The Guardian reports that when Damilola Fowoshele’s nine-year-old son Michael started acting unusually at school, teachers at Surrey Square primary school called in his mother to speak about his behaviour. It was then that Fowoshele finally told them what was going on.
She and her two children had been sleeping on a bare church floor every night for nine months, and she was barred from working or seeking any help from authorities because her immigration status gave her no recourse to public funds.
She is not alone in feeling that way. There are at least 40 children at the school whose parents either cannot work while their immigration status is in doubt or have limited leave to work but no access to welfare including housing or child benefit.
Where the state falls short, the school has stepped in. Whole families appear early for breakfast; at lunch the kitchens cook extra for parents who cannot afford to feed themselves. Teachers write lengthy letters of support for immigration cases. In extreme circumstances, the school even provides clothes, cooking equipment, cots and mattresses for families like the Fowosheles.

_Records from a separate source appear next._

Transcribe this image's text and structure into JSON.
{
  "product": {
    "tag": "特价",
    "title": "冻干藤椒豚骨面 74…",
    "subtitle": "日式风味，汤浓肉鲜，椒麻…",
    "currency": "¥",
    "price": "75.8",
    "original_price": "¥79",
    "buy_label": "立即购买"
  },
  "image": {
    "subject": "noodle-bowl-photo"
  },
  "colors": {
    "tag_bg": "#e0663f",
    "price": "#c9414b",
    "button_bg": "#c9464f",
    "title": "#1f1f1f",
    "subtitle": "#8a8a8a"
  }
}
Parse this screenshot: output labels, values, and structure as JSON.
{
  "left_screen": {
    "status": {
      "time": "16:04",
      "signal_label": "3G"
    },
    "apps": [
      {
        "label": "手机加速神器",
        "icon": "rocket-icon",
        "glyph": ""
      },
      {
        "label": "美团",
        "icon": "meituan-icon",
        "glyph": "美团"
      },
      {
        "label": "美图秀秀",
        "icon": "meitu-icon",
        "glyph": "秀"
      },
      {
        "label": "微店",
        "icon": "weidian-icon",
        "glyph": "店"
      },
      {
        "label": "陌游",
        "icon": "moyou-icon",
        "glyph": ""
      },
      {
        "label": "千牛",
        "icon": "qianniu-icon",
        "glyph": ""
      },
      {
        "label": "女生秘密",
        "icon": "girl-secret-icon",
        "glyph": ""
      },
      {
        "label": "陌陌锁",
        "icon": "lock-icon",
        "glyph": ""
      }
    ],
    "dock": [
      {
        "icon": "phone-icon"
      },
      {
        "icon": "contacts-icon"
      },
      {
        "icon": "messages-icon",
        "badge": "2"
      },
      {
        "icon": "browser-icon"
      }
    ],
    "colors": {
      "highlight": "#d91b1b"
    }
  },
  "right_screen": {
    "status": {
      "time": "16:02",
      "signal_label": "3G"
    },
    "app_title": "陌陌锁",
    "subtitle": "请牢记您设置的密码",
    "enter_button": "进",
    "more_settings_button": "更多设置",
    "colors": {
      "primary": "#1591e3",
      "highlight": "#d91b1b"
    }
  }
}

Children have arrived at school having slept on night buses, in churches or mosques or in police stations; many are living with their entire families in hostels or in one bedroom, or moving between the living room floors of patient family friends.
The school’s co-head Nicola Noble says: “We treat people here without judgment, and we see time and time again them being judged the minute they walk in the room and that changes as soon as we are there. That is so wrong.”
When children at the school who were born in the UK reach the age of 10, they can begin the long and expensive route of applying for British citizenship. Eighteen children have secured citizenship in the last three years and another nine are currently applying. The cost is £973 per child – highly prohibitive when parents may have no income.